Yes it makes sense thank you. What about the sticky cookie which is required for me to ensure each request is routed to right service ?

I missed to add the sticky configuration in the example, as explained in https://doc.traefik.io/traefik/routing/providers/kubernetes-crd/#stickiness-and-load-balancing it is possible to configure the stickiness at the WRR level.

kevinpollet avatar Mar 27 '24 08:03 kevinpollet

Hello @kevinpollet Thanks for everything.
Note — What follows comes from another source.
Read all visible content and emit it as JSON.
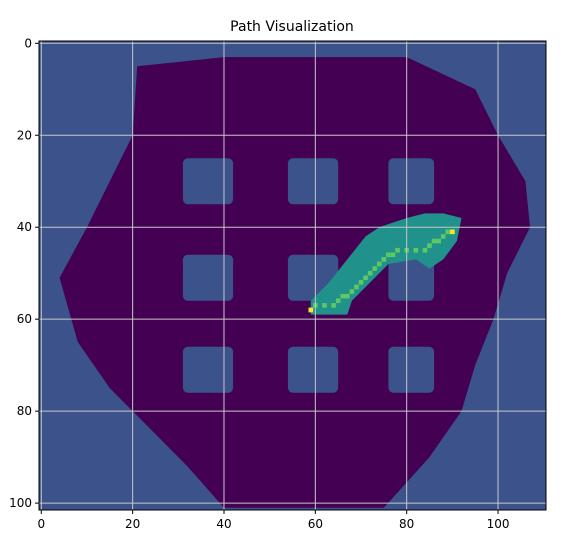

I've updated the PR. Could you please have a look ?

Thanks.

marcmognol avatar Mar 28 '24 18:03 marcmognol

Hello @marcmognol, did I miss something, the code is still adding the health check configuration for all services? (https://github.com/traefik/traefik/pull/10467/files#diff-7d5c919304c65587ab6f978e73008d6d268e9bbb6db829eadf8d72f4f492e28fR306)

kevinpollet avatar Mar 29 '24 08:03 kevinpollet

Hello @kevinpollet You're right, I've added a check (+ unit test) when service type is not ExternalName and HealthCheck is defined. Am I in the right direction ?

Thanks

marcmognol avatar Mar 31 '24 19:03 marcmognol

@kevinpollet I rebased my branch and now tests are failing. Could you please tell me if I am in the right direction before fixing my code to fit new unit tests ?

Thanks

marcmognol avatar Apr 07 '24 16:04 marcmognol

Hello @marcmognol,

Sorry for the late answer, you are in the right direction, I added some suggestions. Thanks for the work.

kevinpollet avatar Apr 22 '24 14:04 kevinpollet

Hi @kevinpollet

Thanks for your feedback. Feel free to tell me if I can do more for this PR.

Marc

marcmognol avatar Apr 22 '24 18:04 marcmognol

Hi @marcmognol,

Last thing, could you add some documentation in the following section https://doc.traefik.io/traefik/routing/providers/kubernetes-crd/#kind-ingressroute?

Could you also rebase the pull request to fix the CI?

kevinpollet avatar Apr 23 '24 07:04 kevinpollet

@kevinpollet

Thanks for your comment. I've rebased the PR, but during this process I've made some mistakes, so I had to force push... Sorry. I also added some documentation as requested.

Marc

marcmognol avatar Apr 23 '24 12:04 marcmognol